Final Report Abstract

All set specific aims of the first and second funding period were successfully reached. At the outset it was often questioned whether a structural‐perturbation and compensation strategy would ever work, since it was counter intuitive to many researchers to destabilize a protein to gain stability. We not only demonstrated that the idea worked as predicted but we also provide detailed analyses of every step to deepen our knowledge on the evolution of enzyme stability. We used the enzyme TEM ß‐lactamase as a model, because it is well studied and has a potential application in prodrug activation therapy. Aspects of trait in linkage in protein stability against various types of stress have been observed in previous stability studies. However, to our knowledge we provide the first thorough analysis with various types of stress ranging from structural perturbation and proteases and heat to organic solvents demonstrating the scope and exploitation of the stability‐trait linkage in proteins.
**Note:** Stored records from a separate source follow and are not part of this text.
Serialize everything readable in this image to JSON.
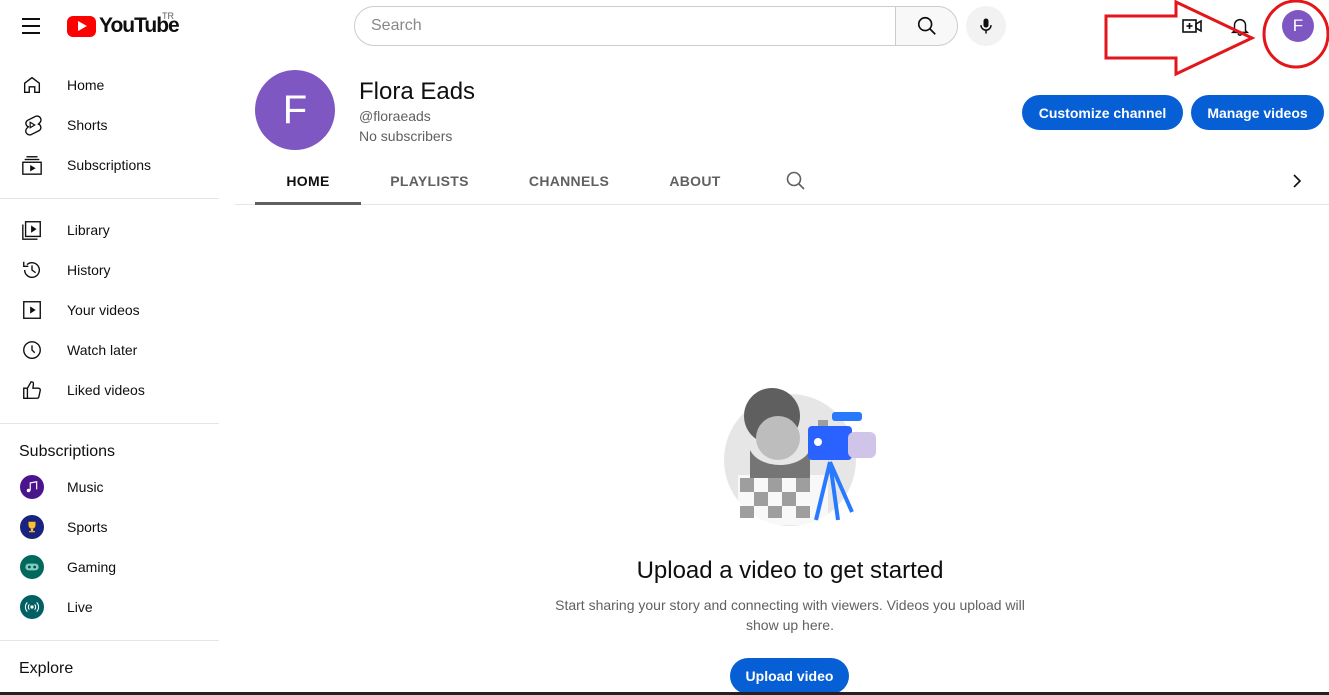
{
  "header": {
    "logo_text": "YouTube",
    "country_code": "TR",
    "search_placeholder": "Search",
    "avatar_letter": "F"
  },
  "sidebar": {
    "main_items": [
      {
        "label": "Home",
        "icon": "home-icon"
      },
      {
        "label": "Shorts",
        "icon": "shorts-icon"
      },
      {
        "label": "Subscriptions",
        "icon": "subscriptions-icon"
      }
    ],
    "library_items": [
      {
        "label": "Library",
        "icon": "library-icon"
      },
      {
        "label": "History",
        "icon": "history-icon"
      },
      {
        "label": "Your videos",
        "icon": "your-videos-icon"
      },
      {
        "label": "Watch later",
        "icon": "watch-later-icon"
      },
      {
        "label": "Liked videos",
        "icon": "liked-videos-icon"
      }
    ],
    "subscriptions_heading": "Subscriptions",
    "subscriptions": [
      {
        "label": "Music",
        "color": "#4a148c"
      },
      {
        "label": "Sports",
        "color": "#1a237e"
      },
      {
        "label": "Gaming",
        "color": "#00695c"
      },
      {
        "label": "Live",
        "color": "#006064"
      }
    ],
    "explore_heading": "Explore"
  },
  "channel": {
    "avatar_letter": "F",
    "name": "Flora Eads",
    "handle": "@floraeads",
    "subscribers": "No subscribers",
    "customize_label": "Customize channel",
    "manage_label": "Manage videos"
  },
  "tabs": [
    {
      "label": "HOME",
      "active": true
    },
    {
      "label": "PLAYLISTS",
      "active": false
    },
    {
      "label": "CHANNELS",
      "active": false
    },
    {
      "label": "ABOUT",
      "active": false
    }
  ],
  "empty_state": {
    "title": "Upload a video to get started",
    "description": "Start sharing your story and connecting with viewers. Videos you upload will show up here.",
    "upload_label": "Upload video"
  },
  "colors": {
    "accent_blue": "#065fd4",
    "avatar_purple": "#7e57c2",
    "annotation_red": "#e3161b",
    "youtube_red": "#ff0000"
  }
}
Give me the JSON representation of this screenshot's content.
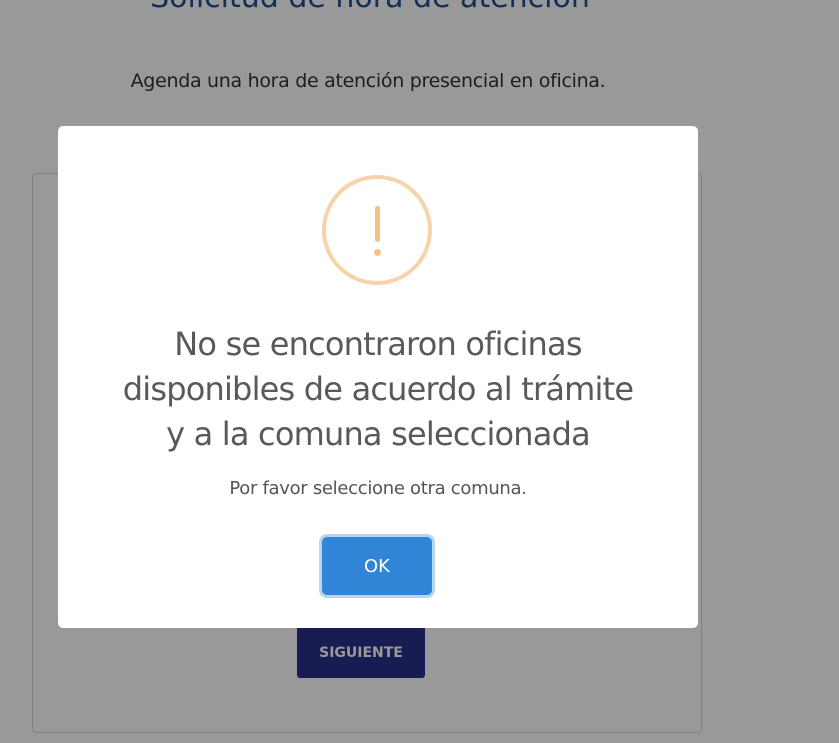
{
  "page": {
    "title": "Solicitud de hora de atención",
    "subtitle": "Agenda una hora de atención presencial en oficina.",
    "next_button_label": "SIGUIENTE"
  },
  "dialog": {
    "icon": "warning-icon",
    "title_line1": "No se encontraron oficinas",
    "title_line2": "disponibles de acuerdo al trámite",
    "title_line3": "y a la comuna seleccionada",
    "message": "Por favor seleccione otra comuna.",
    "ok_label": "OK"
  },
  "colors": {
    "page_title": "#1b4f95",
    "next_button": "#2b2e8a",
    "ok_button": "#3085d6",
    "warning_icon": "#f8bb86",
    "overlay": "rgba(0,0,0,0.4)"
  }
}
In addition our approach with serial truncations is a first step towards the minimization of protein structures which previously have been defined as immutable. These findings have major implications for future research since this new concept enables researchers in academia and industry to design novel stabilization strategies. The previously prevalent view of the "first law of Evolution" which states that "you get what you screen for" would mean that specific screening for each stability trait is required. Thus, it was attempted to select in thermophilic organisms or to screen in organic solvents. With our smart destabilization‐compensation strategy we can select under the typical working conditions of an enzyme and due to the orthogonality of the obtained mutations and the perturbation we can revoke the perturbation and obtain added stability of the whole enzyme as well as several other desired stability traits. Since we compare stepwise truncation and destabilization of an enzyme core we gain insight in how stability can be obtained via various routes. Furthermore, we provide an improved lactamase for the protein‐fragment complementation assay which be benchmarked with interaction partners of known affinity. Importantly, we also developed a novel combination of protein‐fragment complementation assay in combination with a TAT‐pathway translocation selection strategy.